REVIEW

Revolutionizing batteries based on digital twin through AI-simulation synergy for design, manufacturing, operation, and recycling

¹ Sunwoda Mobility Energy Technology Co., Ltd., Shenzhen 518107, China
² Battery Division, Chery Automobile Co., Ltd., Wuhu 241000, China
³ Department of Mechanical Engineering, University of Delaware, Newark, DE 19716, USA
⁴ Semitronix Corporation, Hangzhou 311121, China
⁵ Department of Chemistry and Materials, State University of New York at Binghamton, Binghamton, NY 13902-6000, USA
⁶ Advanced Power, Belmont, NC 28012, USA

^* Corresponding authors (emails: xywang008@gmail.com (Xiaoya Wang); junxu@udel.edu (Jun Xu); Peter.zheng@semitronix.com (Yongjun Zheng); stanwhit@gmail.com (M. Stanley Whittingham); liyangxingnc@163.com (Yangxing Li))

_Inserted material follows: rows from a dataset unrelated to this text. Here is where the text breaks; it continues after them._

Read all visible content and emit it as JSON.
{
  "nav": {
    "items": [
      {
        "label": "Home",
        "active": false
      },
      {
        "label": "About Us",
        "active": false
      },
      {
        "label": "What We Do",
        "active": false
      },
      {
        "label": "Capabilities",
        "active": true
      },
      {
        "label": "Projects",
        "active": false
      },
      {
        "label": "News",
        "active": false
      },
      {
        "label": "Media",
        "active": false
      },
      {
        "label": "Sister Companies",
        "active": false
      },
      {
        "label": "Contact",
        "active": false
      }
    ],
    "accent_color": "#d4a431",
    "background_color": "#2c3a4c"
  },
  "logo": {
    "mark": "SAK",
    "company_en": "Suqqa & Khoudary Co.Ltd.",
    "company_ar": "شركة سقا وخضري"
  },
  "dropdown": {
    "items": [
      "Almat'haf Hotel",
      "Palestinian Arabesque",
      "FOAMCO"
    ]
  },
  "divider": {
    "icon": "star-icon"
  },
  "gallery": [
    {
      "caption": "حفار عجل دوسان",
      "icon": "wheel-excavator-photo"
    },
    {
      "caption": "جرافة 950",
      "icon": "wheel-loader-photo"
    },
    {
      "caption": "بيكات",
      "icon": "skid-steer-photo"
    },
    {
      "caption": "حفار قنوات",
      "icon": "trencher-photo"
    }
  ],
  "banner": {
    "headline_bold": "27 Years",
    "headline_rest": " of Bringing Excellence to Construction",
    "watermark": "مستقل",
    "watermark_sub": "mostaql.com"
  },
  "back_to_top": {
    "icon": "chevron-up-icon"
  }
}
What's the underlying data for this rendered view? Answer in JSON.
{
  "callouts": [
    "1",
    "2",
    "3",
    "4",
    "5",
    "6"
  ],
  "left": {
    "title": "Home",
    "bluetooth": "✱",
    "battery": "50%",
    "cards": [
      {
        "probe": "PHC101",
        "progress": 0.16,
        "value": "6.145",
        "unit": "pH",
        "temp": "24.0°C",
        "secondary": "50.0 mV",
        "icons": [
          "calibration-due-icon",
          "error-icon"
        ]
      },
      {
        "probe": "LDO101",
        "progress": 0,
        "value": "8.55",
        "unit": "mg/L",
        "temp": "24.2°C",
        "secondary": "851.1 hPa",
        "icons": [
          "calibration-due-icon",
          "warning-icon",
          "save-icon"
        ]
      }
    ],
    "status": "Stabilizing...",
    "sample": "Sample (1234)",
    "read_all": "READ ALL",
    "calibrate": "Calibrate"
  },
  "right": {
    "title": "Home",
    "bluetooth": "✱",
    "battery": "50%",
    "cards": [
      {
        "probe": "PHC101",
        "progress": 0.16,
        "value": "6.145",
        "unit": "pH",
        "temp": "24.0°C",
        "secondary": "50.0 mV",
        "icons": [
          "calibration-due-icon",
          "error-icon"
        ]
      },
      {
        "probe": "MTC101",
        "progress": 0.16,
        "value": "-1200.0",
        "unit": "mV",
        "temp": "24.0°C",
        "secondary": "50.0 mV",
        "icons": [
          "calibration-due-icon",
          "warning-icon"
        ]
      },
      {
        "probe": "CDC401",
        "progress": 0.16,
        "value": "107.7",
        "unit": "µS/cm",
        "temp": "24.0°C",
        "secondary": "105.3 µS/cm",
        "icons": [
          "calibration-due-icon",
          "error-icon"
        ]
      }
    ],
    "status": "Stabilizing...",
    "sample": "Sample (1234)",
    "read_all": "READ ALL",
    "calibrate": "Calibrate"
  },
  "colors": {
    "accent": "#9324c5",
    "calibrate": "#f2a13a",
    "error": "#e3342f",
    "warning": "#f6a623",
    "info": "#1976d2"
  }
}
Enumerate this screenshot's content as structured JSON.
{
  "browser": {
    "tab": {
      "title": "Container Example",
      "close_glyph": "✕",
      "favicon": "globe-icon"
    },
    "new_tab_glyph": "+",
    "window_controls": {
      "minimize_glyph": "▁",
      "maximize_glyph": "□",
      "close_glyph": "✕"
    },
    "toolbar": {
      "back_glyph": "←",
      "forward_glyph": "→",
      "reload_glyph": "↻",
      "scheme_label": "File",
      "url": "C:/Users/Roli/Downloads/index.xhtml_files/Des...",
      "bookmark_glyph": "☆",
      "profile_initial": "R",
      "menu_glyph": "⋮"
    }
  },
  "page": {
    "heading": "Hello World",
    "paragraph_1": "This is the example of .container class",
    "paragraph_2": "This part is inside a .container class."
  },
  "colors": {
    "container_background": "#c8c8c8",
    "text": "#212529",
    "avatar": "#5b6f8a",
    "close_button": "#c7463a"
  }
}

Received: 16 September 2025
Revised: 29 October 2025
Accepted: 5 November 2025

Abstract

Optimizing lithium-ion batteries (LIBs) is pivotal for advancing sustainable energy solutions, particularly for portable electronics, electric vehicles and renewable energy storage systems. This review explores state-of-the-art strategies that integrate advanced digital simulations with comprehensive lifecycle management, assisted by artificial intelligence (AI), to overcome critical challenges in battery performance, safety, and durability. Our approach combines computational materials science with multi-scale modeling, bridging atomic-scale phenomena to system-level dynamics. This synergy provides new insights into materials behavior and electrochemical processes. Physics-based simulation techniques and AI-driven optimization technologies underpin these methods, enabling them to achieve accurate predictions and drive the design of next-generation batteries. Furthermore, the integration of cloud-based battery management systems (BMS) with edge computing facilitates real-time monitoring, predictive diagnostics, and proactive control, while the adoption of the “Battery Passport” concept enhances lifecycle traceability, promoting recycling and reuse. Collectively, these strategies establish a robust framework centered on standardization, modularization, and digitization, driving innovation across design, manufacturing, maintenance and recycling processes. This industry-academia-research collaborative battery large model has not only accelerated the industrialization of next-generation battery technologies but also provided strong support for the sustainable development of the sector. This review underscores the transformative potential of these integrated approaches, laying the groundwork for future breakthroughs in energy technologies and advancing global sustainability goals.